An Empirical Study of False Negatives and Positives of Static Code Analyzers From the Perspective of Historical Issues

Han Cui,Menglei Xie,Ting Su,Chengyu Zhang,Shin Hwei Tan
2024-08-25
Abstract:Static code analyzers are widely used to help find program flaws. However, in practice the effectiveness and usability of such analyzers is affected by the problems of false negatives (FNs) and false positives (FPs). This paper aims to investigate the FNs and FPs of such analyzers from a new perspective, i.e., examining the historical issues of FNs and FPs of these analyzers reported by the maintainers, users and researchers in their issue repositories -- each of these issues manifested as a FN or FP of these analyzers in the history and has already been confirmed and fixed by the analyzers' developers. To this end, we conduct the first systematic study on a broad range of 350 historical issues of FNs/FPs from three popular static code analyzers (i.e., PMD, SpotBugs, and SonarQube). All these issues have been confirmed and fixed by the developers. We investigated these issues' root causes and the characteristics of the corresponding issue-triggering programs. It reveals several new interesting findings and implications on mitigating FNs and FPs. Furthermore, guided by some findings of our study, we designed a metamorphic testing strategy to find FNs and FPs. This strategy successfully found 14 new issues of FNs/FPs, 11 of which have been confirmed and 9 have already been fixed by the developers. Our further manual investigation of the studied analyzers revealed one rule specification issue and additional four FNs/FPs due to the weaknesses of the implemented static analysis.

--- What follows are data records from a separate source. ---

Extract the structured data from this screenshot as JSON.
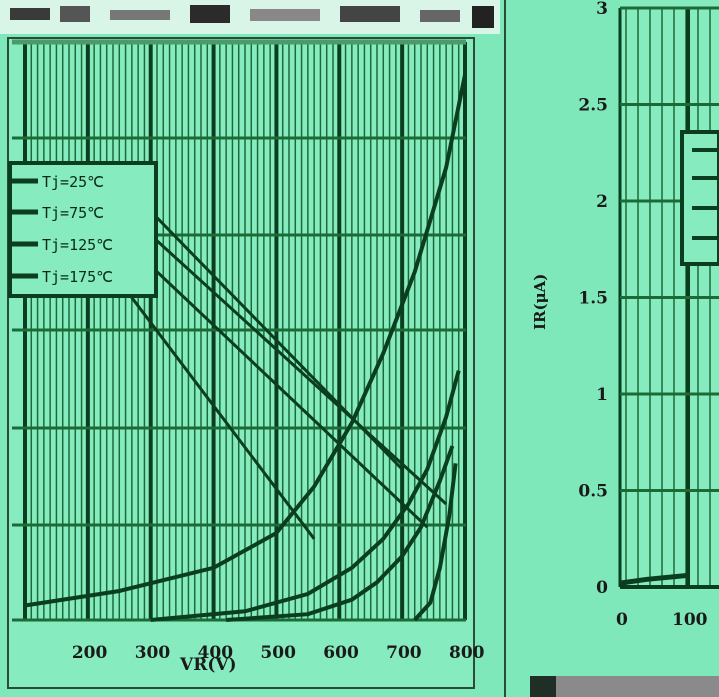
{
  "chart_data": [
    {
      "type": "line",
      "title": "",
      "xlabel": "VR(V)",
      "ylabel": "",
      "xlim": [
        100,
        800
      ],
      "xticks": [
        200,
        300,
        400,
        500,
        600,
        700,
        800
      ],
      "grid": true,
      "legend_position": "top-left",
      "series": [
        {
          "name": "Tj=25℃",
          "x": [
            720,
            745,
            760,
            775,
            785
          ],
          "y": [
            0.0,
            0.3,
            0.9,
            1.8,
            2.7
          ]
        },
        {
          "name": "Tj=75℃",
          "x": [
            420,
            550,
            620,
            660,
            700,
            730,
            760,
            780
          ],
          "y": [
            0.0,
            0.1,
            0.35,
            0.65,
            1.1,
            1.6,
            2.4,
            3.0
          ]
        },
        {
          "name": "Tj=125℃",
          "x": [
            300,
            450,
            550,
            620,
            670,
            710,
            740,
            770,
            790
          ],
          "y": [
            0.0,
            0.15,
            0.45,
            0.9,
            1.4,
            2.0,
            2.6,
            3.5,
            4.3
          ]
        },
        {
          "name": "Tj=175℃",
          "x": [
            100,
            250,
            400,
            500,
            560,
            620,
            670,
            720,
            770,
            800
          ],
          "y": [
            0.25,
            0.5,
            0.9,
            1.5,
            2.3,
            3.4,
            4.6,
            6.0,
            7.8,
            9.4
          ]
        }
      ]
    },
    {
      "type": "line",
      "title": "",
      "xlabel": "",
      "ylabel": "IR(μA)",
      "xlim": [
        0,
        100
      ],
      "ylim": [
        0,
        3
      ],
      "xticks": [
        0,
        100
      ],
      "yticks": [
        0,
        0.5,
        1,
        1.5,
        2,
        2.5,
        3
      ],
      "ytick_labels": [
        "0",
        "0.5",
        "1",
        "1.5",
        "2",
        "2.5",
        "3"
      ],
      "xtick_labels": [
        "0",
        "100"
      ],
      "grid": true,
      "series": [
        {
          "x": [
            0,
            40,
            100
          ],
          "y": [
            0.02,
            0.04,
            0.06
          ]
        }
      ]
    }
  ],
  "colors": {
    "background": "#7fe8bb",
    "grid": "#1c6b37",
    "line": "#0b3d1f",
    "frame": "#333333"
  },
  "left_chart_tick_labels": [
    "200",
    "300",
    "400",
    "500",
    "600",
    "700",
    "800"
  ],
  "left_chart_xlabel": "VR(V)"
}
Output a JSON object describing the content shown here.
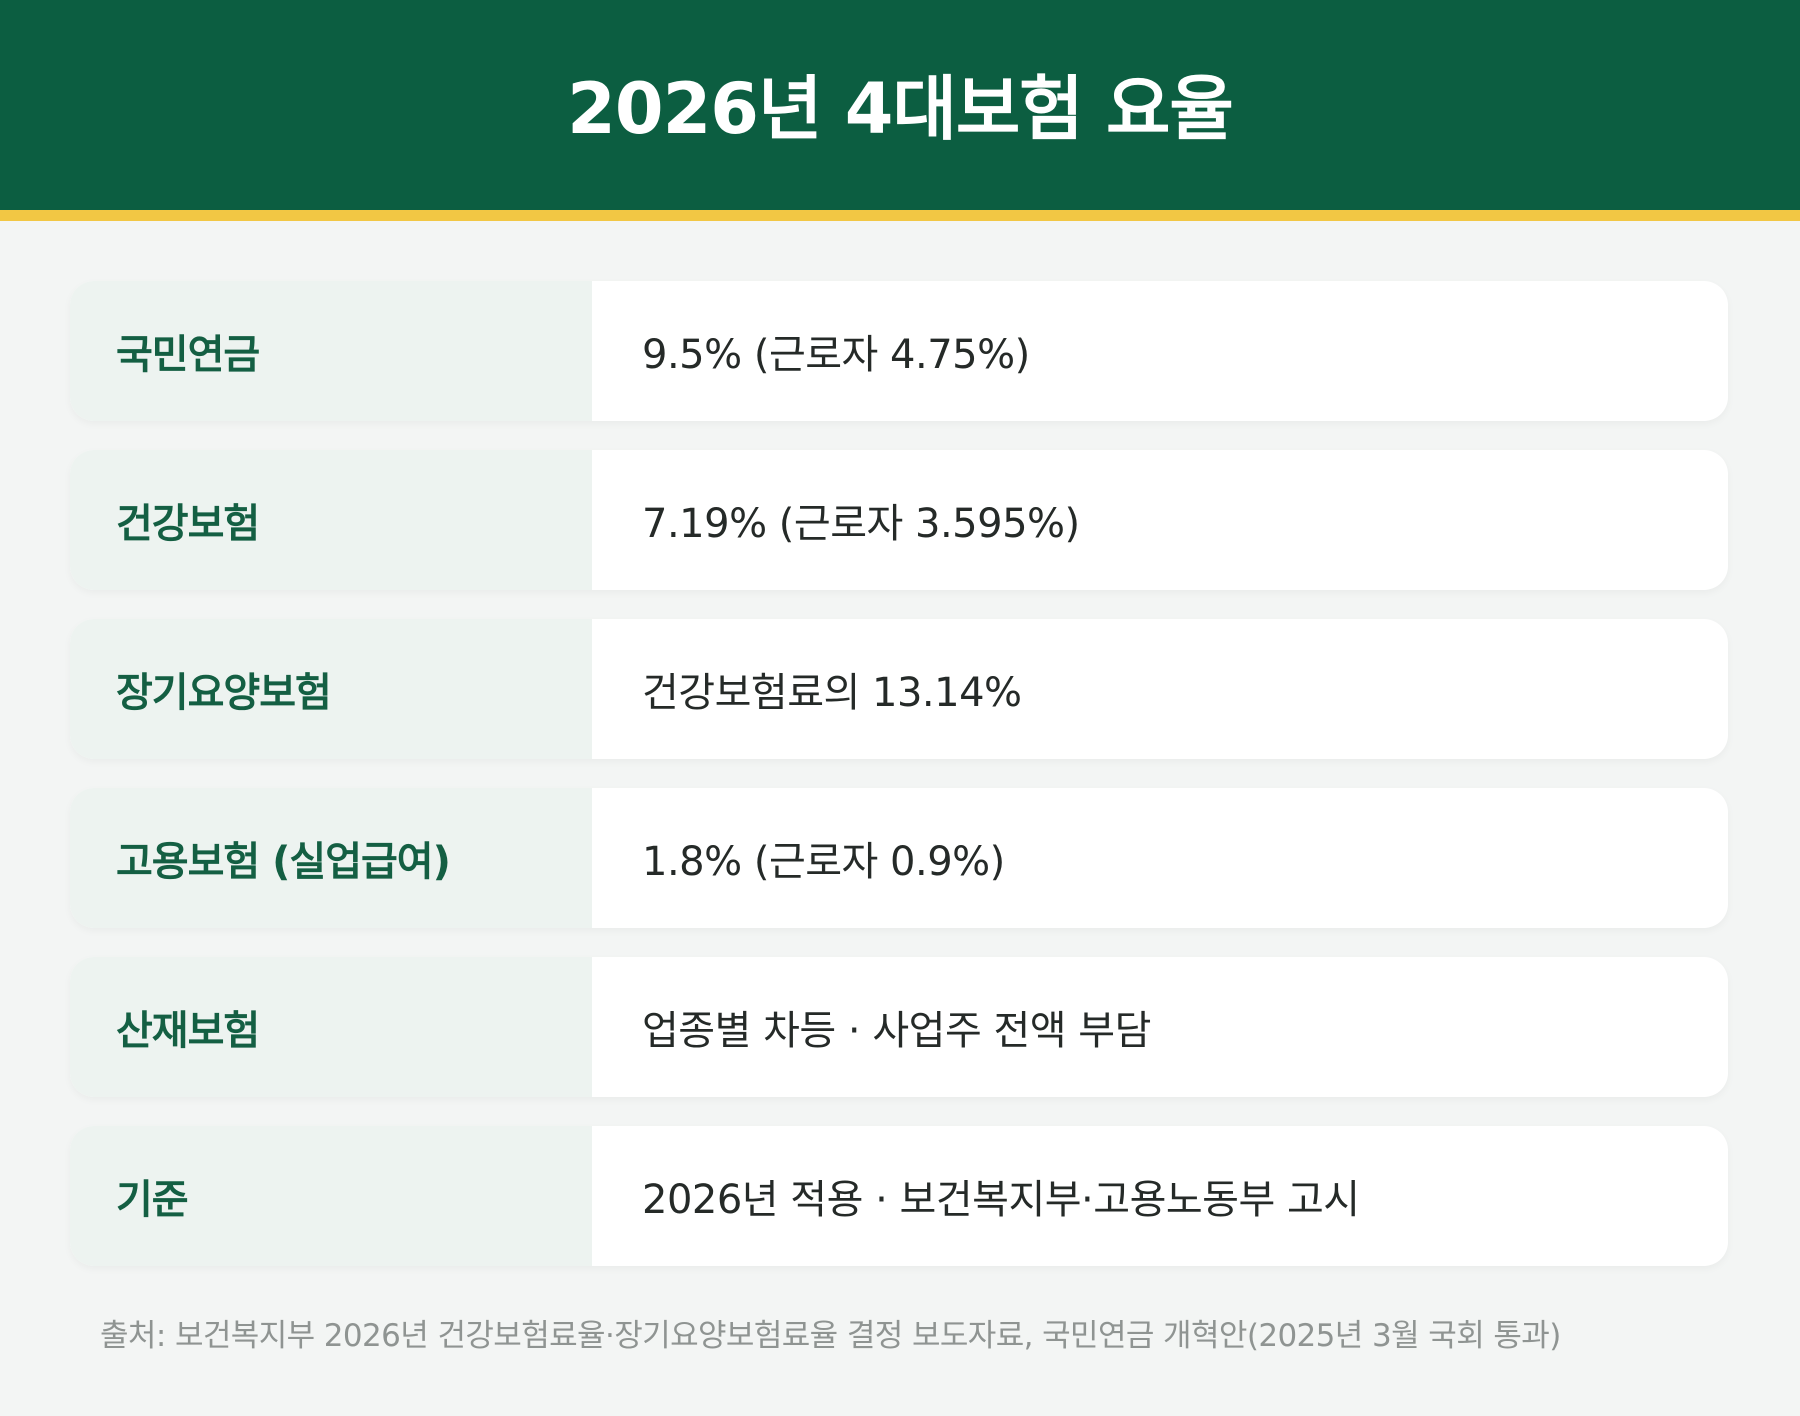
{
  "header": {
    "title": "2026년 4대보험 요율"
  },
  "rows": [
    {
      "label": "국민연금",
      "value": "9.5% (근로자 4.75%)"
    },
    {
      "label": "건강보험",
      "value": "7.19% (근로자 3.595%)"
    },
    {
      "label": "장기요양보험",
      "value": "건강보험료의 13.14%"
    },
    {
      "label": "고용보험 (실업급여)",
      "value": "1.8% (근로자 0.9%)"
    },
    {
      "label": "산재보험",
      "value": "업종별 차등 · 사업주 전액 부담"
    },
    {
      "label": "기준",
      "value": "2026년 적용 · 보건복지부·고용노동부 고시"
    }
  ],
  "footer": {
    "source": "출처: 보건복지부 2026년 건강보험료율·장기요양보험료율 결정 보도자료, 국민연금 개혁안(2025년 3월 국회 통과)"
  },
  "colors": {
    "header_background": "#0c5e41",
    "accent_bar": "#f2c744",
    "label_text": "#145f43"
  }
}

We have made all the artifacts (datasets and tools) publicly available at <a class="link-external link-https" href="https://zenodo.org/doi/10.5281/zenodo.11525129" rel="external noopener nofollow">this https URL</a>.
Software Engineering
What problem does this paper attempt to address?
This paper attempts to address the issues of false negatives (FNs) and false positives (FPs) in static code analyzers. Specifically, the authors approach the problem from a new perspective by examining the historical issue records of these analyzers to explore the root causes of FNs and FPs and the characteristics of the triggering programs. The main objectives of the study include: 1. **Investigate the root causes of FNs and FPs**: By analyzing 350 historical issues (from three popular static code analyzers: PMD, SpotBugs, and SonarQube), identify the specific reasons leading to FNs and FPs. 2. **Identify the characteristics of input programs**: Determine which characteristics of input programs lead to FNs and FPs, thereby helping developers design better testing strategies. 3. **Validate the practical application value of the research findings**: Based on the research findings, design a mutation testing strategy that successfully discovers new FNs and FPs and validates its effectiveness. The research mainly focuses on the following three issues: - **Incorrect rule specifications**: Defects in the rule descriptions themselves lead to false positives or false negatives. - **Inconsistent rule implementation**: The implementation of the rules does not match the specifications, resulting in incorrect detection results. - **Unaddressed language features and libraries**: Certain language features or libraries are not correctly handled, leading to false positives or false negatives. Through this systematic study, the authors hope to provide valuable insights for the developers of static code analyzers to improve the effectiveness and usability of the tools.